The Institute want so change visiting hours in 1000 hospitals across the US and Canada in the next three years and to this end they have developed a toolkit for use. There are five main areas of the toolkit: strategies for changing policies; strategic for educating staff; guides for families and staff; videos; and also media resources.

These resources are available to download at no cost. These are materials to be used and adapted. They are in pdf and can be printed, and logos can be added. This will help people to get started and incorporate the experience of other services that have already started this work and you benefit from the wisdom other others.

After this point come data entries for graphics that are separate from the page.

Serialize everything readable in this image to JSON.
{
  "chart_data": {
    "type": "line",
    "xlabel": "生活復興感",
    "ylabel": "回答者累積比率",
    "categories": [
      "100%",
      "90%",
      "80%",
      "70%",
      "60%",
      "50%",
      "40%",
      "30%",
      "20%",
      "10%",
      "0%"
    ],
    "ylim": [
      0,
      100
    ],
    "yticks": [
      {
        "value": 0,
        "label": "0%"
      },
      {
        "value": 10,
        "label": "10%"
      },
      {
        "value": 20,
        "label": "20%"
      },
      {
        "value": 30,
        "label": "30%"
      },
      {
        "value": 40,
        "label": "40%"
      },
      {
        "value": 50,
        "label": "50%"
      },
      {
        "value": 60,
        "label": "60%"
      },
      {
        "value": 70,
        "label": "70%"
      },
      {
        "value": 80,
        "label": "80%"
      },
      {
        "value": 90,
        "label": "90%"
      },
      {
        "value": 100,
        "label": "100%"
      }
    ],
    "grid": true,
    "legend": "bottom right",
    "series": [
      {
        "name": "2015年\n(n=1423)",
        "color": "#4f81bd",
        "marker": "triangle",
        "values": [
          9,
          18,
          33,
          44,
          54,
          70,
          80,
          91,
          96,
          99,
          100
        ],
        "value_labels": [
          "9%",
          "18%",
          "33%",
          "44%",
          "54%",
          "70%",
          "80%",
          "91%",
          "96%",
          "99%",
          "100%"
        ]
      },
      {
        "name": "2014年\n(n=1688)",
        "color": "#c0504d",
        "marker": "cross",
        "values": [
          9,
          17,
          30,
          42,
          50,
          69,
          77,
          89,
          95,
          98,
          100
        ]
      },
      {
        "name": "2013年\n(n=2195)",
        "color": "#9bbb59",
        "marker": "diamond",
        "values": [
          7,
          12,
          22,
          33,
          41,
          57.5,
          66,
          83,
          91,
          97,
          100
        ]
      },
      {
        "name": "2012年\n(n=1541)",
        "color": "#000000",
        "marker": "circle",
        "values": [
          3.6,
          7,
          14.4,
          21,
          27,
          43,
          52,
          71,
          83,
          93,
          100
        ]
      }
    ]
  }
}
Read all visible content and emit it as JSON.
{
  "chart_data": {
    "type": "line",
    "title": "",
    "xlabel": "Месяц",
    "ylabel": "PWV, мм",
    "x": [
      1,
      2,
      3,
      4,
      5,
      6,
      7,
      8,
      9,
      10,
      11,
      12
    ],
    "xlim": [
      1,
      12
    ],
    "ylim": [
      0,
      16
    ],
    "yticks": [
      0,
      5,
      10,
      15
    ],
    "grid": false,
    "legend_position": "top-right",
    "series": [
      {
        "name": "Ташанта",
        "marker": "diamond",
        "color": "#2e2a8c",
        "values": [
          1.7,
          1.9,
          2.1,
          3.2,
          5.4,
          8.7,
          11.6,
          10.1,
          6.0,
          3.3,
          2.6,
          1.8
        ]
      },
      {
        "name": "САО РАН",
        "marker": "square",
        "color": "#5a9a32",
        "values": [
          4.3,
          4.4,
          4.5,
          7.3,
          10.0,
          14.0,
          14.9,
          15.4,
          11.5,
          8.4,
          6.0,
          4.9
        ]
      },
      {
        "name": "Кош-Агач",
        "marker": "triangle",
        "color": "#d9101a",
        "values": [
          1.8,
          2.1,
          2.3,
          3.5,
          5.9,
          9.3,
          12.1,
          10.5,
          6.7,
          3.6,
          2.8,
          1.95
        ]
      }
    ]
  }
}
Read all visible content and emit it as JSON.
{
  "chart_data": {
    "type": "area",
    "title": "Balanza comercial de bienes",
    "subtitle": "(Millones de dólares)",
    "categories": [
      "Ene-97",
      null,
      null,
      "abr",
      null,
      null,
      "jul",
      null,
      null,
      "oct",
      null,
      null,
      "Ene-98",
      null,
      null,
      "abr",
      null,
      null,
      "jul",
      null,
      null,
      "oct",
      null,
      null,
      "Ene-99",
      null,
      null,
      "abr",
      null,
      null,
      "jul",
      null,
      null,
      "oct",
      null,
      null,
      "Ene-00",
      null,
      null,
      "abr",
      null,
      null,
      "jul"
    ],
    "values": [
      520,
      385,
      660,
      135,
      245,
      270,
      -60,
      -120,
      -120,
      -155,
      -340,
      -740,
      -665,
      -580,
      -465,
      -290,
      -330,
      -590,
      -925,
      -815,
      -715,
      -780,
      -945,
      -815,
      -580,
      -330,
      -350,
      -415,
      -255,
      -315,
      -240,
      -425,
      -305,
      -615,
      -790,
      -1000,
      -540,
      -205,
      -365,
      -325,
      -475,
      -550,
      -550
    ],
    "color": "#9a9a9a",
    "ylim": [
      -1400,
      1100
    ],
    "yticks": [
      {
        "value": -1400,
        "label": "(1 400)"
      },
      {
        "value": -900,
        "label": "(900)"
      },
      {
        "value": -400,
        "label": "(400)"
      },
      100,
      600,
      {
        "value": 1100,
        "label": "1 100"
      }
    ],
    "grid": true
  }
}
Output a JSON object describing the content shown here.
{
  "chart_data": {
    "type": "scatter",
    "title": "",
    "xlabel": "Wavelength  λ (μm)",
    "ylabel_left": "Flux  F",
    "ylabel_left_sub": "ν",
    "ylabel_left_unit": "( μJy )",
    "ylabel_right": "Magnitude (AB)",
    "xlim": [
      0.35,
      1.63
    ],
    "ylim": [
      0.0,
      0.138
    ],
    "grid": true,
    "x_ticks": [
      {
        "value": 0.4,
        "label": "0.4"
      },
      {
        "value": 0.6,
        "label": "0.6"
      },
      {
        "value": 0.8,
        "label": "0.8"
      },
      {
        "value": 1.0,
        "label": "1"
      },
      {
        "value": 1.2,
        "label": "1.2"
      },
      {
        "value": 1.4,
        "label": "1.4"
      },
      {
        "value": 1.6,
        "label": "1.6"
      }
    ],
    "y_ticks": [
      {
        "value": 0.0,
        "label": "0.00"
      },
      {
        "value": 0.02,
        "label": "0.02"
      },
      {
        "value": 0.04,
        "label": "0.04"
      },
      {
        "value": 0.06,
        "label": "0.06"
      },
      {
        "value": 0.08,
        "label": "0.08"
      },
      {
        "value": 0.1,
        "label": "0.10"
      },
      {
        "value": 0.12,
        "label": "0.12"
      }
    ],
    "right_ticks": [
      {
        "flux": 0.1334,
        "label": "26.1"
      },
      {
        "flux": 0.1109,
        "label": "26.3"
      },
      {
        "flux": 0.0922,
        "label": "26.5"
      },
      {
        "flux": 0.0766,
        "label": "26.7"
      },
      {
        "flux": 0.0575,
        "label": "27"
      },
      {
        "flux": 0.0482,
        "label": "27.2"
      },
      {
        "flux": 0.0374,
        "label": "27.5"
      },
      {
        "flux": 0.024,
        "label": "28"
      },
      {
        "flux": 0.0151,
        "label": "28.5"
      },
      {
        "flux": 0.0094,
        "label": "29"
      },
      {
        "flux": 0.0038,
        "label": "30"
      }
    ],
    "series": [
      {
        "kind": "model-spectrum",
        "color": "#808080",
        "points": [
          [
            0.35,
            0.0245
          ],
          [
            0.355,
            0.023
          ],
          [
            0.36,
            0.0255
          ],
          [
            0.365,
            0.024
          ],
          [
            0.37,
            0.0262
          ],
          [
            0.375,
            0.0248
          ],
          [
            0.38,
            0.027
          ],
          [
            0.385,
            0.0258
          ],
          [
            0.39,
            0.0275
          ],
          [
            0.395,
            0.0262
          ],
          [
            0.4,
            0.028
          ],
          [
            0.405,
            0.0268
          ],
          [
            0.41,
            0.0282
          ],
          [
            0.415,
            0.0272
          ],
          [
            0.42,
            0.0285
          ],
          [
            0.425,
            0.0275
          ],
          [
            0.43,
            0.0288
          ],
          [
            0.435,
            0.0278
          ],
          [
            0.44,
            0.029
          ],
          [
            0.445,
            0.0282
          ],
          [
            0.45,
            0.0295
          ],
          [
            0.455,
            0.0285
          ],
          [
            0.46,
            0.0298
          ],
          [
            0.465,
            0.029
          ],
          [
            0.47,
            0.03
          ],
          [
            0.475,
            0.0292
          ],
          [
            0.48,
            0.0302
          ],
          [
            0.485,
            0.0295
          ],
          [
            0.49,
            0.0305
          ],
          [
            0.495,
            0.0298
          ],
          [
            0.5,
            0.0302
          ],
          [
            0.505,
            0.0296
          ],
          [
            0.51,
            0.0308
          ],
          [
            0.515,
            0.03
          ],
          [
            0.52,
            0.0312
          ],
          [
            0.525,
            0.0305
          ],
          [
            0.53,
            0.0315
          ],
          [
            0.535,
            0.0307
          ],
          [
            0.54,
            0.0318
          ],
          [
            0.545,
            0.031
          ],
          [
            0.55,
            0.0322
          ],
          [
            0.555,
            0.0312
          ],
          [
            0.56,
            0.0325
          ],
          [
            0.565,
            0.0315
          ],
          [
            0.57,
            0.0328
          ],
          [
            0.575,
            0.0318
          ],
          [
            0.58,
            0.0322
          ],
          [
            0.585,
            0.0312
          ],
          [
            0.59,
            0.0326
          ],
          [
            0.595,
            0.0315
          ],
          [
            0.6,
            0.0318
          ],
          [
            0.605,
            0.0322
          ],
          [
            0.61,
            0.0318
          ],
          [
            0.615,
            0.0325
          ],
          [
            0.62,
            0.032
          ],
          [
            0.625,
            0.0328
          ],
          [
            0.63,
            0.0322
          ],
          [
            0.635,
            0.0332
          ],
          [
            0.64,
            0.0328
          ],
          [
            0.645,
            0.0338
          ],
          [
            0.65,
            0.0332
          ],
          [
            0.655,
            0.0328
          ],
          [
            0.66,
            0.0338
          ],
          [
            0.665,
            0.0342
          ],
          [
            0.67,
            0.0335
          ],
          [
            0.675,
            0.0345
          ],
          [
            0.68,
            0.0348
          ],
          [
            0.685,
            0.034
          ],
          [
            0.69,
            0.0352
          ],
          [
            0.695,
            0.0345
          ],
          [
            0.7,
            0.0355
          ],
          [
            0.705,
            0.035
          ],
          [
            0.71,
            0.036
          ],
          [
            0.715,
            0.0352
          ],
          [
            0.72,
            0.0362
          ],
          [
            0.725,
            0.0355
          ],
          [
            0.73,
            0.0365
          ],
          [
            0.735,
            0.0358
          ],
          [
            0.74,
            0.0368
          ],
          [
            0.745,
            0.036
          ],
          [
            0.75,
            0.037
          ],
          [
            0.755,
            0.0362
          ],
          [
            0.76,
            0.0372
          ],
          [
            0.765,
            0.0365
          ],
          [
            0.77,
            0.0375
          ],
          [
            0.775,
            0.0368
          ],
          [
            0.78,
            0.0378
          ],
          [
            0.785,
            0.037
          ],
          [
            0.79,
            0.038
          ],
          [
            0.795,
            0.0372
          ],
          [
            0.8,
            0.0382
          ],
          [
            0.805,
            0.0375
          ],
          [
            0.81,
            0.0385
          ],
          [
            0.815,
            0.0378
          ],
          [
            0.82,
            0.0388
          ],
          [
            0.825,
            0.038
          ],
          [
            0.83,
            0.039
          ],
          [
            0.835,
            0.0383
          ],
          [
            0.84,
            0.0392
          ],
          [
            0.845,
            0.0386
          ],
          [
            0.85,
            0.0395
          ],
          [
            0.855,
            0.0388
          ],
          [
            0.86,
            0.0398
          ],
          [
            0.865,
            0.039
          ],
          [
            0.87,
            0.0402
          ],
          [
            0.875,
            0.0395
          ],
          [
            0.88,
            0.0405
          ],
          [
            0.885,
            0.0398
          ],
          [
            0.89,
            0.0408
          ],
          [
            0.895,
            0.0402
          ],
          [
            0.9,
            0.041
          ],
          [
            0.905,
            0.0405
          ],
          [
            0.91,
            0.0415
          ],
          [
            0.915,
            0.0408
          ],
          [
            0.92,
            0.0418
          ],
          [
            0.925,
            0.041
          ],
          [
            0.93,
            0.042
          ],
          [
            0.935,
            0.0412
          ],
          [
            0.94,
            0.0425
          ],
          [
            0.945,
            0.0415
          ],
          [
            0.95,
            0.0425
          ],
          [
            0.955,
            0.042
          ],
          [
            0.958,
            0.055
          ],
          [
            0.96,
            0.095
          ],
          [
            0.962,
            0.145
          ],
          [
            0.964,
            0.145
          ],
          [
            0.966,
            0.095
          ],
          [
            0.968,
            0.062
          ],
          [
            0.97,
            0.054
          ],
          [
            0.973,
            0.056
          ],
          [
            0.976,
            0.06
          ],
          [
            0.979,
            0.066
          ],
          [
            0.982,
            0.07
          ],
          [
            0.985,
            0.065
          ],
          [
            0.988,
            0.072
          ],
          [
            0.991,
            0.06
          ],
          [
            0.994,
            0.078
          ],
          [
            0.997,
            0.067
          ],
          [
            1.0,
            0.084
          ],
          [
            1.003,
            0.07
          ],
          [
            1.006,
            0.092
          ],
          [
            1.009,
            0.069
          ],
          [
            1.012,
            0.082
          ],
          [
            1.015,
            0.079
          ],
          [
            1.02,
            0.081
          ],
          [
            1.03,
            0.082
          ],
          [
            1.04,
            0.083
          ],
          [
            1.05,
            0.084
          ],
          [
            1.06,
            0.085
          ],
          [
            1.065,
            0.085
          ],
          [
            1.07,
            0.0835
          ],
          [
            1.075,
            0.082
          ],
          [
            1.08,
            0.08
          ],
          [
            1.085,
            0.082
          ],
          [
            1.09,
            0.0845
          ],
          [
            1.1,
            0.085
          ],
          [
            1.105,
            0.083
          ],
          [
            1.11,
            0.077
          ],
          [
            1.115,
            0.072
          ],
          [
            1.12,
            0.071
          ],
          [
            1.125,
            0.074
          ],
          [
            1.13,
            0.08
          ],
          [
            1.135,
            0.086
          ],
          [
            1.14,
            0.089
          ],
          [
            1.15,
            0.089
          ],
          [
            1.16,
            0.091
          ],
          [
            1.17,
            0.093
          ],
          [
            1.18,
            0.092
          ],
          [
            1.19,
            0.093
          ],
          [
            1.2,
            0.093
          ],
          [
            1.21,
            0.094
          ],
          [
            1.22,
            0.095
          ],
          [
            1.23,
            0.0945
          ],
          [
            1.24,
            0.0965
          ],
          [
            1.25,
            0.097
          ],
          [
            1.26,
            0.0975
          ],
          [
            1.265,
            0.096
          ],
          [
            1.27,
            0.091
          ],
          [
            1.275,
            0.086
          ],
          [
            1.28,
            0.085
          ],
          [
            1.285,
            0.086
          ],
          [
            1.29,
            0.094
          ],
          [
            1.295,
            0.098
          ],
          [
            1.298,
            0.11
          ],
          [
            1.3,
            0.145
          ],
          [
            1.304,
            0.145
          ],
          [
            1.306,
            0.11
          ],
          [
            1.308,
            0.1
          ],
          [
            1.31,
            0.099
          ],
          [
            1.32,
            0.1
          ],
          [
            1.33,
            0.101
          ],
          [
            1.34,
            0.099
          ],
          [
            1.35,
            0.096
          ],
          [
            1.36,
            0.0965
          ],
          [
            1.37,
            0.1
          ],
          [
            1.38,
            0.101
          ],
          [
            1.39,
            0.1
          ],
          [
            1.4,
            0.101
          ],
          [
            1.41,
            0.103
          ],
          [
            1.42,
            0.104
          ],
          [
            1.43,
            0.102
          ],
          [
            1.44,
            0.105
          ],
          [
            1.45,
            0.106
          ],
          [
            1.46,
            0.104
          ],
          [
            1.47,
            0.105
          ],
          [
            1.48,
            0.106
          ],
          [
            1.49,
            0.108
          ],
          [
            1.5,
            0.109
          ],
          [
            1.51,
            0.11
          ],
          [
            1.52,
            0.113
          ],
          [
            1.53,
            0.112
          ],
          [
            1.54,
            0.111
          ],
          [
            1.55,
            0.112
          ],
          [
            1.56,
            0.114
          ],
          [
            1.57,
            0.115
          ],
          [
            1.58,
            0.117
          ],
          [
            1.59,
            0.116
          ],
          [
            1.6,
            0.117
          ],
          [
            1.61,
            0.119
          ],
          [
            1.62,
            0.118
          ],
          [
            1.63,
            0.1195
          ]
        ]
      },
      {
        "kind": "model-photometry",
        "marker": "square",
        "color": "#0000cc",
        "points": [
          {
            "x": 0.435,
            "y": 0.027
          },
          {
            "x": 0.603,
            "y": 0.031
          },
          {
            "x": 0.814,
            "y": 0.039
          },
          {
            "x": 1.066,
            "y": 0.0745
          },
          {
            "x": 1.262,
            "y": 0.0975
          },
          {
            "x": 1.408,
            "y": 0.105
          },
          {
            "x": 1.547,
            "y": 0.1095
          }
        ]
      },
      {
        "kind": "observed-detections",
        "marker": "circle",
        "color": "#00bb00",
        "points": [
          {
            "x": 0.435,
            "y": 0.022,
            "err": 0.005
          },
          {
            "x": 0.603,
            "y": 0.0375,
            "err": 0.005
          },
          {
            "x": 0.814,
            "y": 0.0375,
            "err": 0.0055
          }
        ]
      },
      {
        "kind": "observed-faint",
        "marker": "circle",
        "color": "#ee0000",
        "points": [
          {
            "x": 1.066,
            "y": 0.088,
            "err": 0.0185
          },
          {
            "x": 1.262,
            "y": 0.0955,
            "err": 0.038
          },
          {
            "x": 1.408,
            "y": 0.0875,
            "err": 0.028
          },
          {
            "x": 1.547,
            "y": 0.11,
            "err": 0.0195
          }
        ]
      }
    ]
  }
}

In closing they added a few other messages:
  • Patient gets to define who their family is, not the hospital. Hospitals in the past have prohibited visitors and made decision out family. This is important.
  • These are tools to make it a little easier but it is not going to be easy.
  • Do we “allow” families or does your website talk about differentiating visitors from family. Family are partners in care and there is benefit in having them there. Visitors, like neighbours and work colleagues may be visitors and
  • Family presence and not “visitation”
  • Participation not “permission”

“Families are respected as part of the care team – never visitors – in every area of the hospital” Lucian Leape 2009
Question: how can you meet the needs of specific populations? Caucasian members of the Family Advisory Committee are comfortable with restrictions on visitation policy yet Latino members want policy relaxed to allow for more than two people visiting at the time. How do you deal with this? Work with the Family Advisory Council to work through this issue to develop a policy that

Question: How long does it take? It takes about a year to make it happen and establish the process to make sure that everyone is heard. Identifying the goal, identify the issues and concerns and plan for the next step. There are 12 profiles on the IPFCC website that talks about the processes these organisations undertook to revise their policies.
Vanderbilt trauma unit, lots of gang activity workplace violence committee help in training the nurses in how to deal with this. If family is being disruptive and they cannot be I the therapeutic environment and lend themselves to the healing environment then they cannot be here and will be asked to leave.